Approximately 200,000 people are diagnosed with an abdominal aortic aneurysm every year, with a large proportion being men older than 55. This type of aneurysm occurs when the abdominal aorta, which supplies blood to the legs, enlarges as the blood vessel walls weaken. Risk of an abdominal aortic aneurysm is much higher in regular smokers, and the risk is also increased risk if a first-degree family member also has or had an abdominal aortic aneurysm.
There are usually no symptoms of an abdominal aortic aneurysm. That is, until it ruptures – where there is less than a 20 percent chance that the affected person will live. Thus, regular screening protocols were enacted with the goal of detecting aneurysms and conducting preventative surgery to prevent rupture.
The problem with this screening approach is that some aortic aneurysms identified by regular screening would never have caused any problems. But when this type of aneurysm is identified, preventative surgery is still done. And with any surgery, especially in older people, risks of complications and death accompany the procedure.
University of Gothenburg scientists conducted their study by comparing 24,265 older men who were screened for aneurysms with 106,087 men who were not screened. They also analyzed the incidence of and mortality from abdominal aortic aneurysms between 1987 and 2015. Mortality declined in both screened and unscreened populations.
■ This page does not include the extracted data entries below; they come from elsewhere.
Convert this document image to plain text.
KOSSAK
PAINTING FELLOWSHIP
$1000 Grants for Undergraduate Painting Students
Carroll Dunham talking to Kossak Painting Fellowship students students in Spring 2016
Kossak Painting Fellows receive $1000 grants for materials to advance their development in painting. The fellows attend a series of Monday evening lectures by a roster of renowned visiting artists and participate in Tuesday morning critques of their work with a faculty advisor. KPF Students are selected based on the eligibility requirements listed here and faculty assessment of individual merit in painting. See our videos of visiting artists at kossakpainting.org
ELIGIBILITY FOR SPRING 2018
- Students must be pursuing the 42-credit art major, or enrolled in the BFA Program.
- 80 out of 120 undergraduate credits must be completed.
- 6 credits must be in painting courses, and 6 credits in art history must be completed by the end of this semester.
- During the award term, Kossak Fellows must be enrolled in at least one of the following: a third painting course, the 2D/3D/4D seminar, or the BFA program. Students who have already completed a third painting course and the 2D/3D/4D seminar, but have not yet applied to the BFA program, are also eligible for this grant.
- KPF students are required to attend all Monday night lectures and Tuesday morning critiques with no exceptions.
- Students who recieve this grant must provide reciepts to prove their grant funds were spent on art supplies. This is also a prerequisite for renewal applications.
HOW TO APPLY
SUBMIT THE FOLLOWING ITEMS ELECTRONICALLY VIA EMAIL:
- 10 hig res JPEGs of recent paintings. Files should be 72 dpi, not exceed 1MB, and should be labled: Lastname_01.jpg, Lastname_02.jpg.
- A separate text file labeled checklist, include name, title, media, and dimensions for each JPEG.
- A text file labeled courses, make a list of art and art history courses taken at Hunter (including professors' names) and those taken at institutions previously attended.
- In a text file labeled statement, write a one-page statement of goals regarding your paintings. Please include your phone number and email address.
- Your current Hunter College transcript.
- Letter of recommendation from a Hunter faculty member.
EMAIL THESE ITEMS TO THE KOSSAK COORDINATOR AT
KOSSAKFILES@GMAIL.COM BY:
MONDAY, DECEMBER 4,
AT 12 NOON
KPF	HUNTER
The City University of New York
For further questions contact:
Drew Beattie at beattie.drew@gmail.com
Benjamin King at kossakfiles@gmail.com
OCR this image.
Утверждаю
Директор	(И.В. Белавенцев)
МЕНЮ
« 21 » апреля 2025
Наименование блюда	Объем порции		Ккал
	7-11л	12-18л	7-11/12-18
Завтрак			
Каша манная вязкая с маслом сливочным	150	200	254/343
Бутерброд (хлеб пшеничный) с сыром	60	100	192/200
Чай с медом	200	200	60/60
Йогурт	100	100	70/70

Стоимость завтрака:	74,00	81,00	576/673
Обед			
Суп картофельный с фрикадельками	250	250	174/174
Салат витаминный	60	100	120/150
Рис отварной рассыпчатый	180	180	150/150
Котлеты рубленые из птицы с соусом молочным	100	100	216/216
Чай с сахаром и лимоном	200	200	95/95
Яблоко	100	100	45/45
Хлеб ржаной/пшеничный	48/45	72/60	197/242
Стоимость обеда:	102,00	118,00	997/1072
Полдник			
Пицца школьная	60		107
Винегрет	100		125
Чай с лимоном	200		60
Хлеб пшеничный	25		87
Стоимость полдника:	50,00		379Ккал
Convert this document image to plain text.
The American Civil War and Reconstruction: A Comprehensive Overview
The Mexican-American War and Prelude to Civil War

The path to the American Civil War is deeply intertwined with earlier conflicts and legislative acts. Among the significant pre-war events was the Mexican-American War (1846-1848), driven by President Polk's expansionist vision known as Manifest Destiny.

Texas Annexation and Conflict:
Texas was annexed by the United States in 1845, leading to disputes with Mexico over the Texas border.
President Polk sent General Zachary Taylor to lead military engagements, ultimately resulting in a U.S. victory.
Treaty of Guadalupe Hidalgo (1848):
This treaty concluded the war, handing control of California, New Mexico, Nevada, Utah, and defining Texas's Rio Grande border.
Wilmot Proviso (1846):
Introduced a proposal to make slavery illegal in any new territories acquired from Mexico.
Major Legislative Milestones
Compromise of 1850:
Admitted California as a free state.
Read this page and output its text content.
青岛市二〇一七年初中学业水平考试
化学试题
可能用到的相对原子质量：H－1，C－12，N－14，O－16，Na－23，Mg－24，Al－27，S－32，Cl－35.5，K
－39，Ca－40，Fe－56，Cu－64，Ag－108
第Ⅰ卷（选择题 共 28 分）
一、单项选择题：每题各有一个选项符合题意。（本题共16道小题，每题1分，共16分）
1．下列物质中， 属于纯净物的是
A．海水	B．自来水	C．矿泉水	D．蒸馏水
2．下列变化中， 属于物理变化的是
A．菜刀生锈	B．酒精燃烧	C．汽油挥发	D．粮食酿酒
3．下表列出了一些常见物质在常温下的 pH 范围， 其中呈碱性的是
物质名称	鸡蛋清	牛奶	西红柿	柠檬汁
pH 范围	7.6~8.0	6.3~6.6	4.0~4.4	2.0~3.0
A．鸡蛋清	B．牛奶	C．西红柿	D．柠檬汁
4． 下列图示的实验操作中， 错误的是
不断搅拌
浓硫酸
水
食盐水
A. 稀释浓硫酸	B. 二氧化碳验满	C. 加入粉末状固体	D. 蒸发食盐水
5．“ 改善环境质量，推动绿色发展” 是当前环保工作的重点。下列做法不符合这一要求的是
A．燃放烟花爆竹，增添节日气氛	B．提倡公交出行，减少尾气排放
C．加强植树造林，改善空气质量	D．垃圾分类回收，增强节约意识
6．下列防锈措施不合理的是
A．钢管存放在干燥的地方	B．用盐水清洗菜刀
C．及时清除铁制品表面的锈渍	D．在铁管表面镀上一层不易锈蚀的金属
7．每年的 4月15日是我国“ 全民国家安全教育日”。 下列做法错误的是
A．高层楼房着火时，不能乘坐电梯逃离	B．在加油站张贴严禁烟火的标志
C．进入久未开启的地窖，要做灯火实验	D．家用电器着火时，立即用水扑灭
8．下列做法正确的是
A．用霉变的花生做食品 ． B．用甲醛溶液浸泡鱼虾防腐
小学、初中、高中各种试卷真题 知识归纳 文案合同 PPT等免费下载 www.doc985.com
"If the screening program had any impact at all on the decline, it was very small,” Johansson said. “This very positive reduction in mortality was probably due to a decline in smoking.”
However, the medical community seemed to believe that the decrease in mortality was thought to be because of increased screening, so doctors continued to do regular screening. Johansson says that this increases the risk of over-diagnosis and over-treatment. And while a handful of men out of thousands over several years might be saved from a ruptured abdominal aortic aneurysm, many more will be diagnosed when treatment isn’t necessary, and some will receive surgery when there’s no benefit but all the risk.
Johansson offers an alternative solution: screening for only high-risk men - current and former heavy smokers and those with a family connection to an aortic aneurysm.
"This is a difficult ethical dilemma. It's important that the men who are summoned for screening are informed that there are serious risks arising from participation and that the chance to benefit is at best very small today,” Johansson concluded. “We came to the conclusion that it is doubtful that the benefits of screening outweigh the harms and that the Swedish screening program should therefore be revisited.”
The present study was published in the journal The Lancet.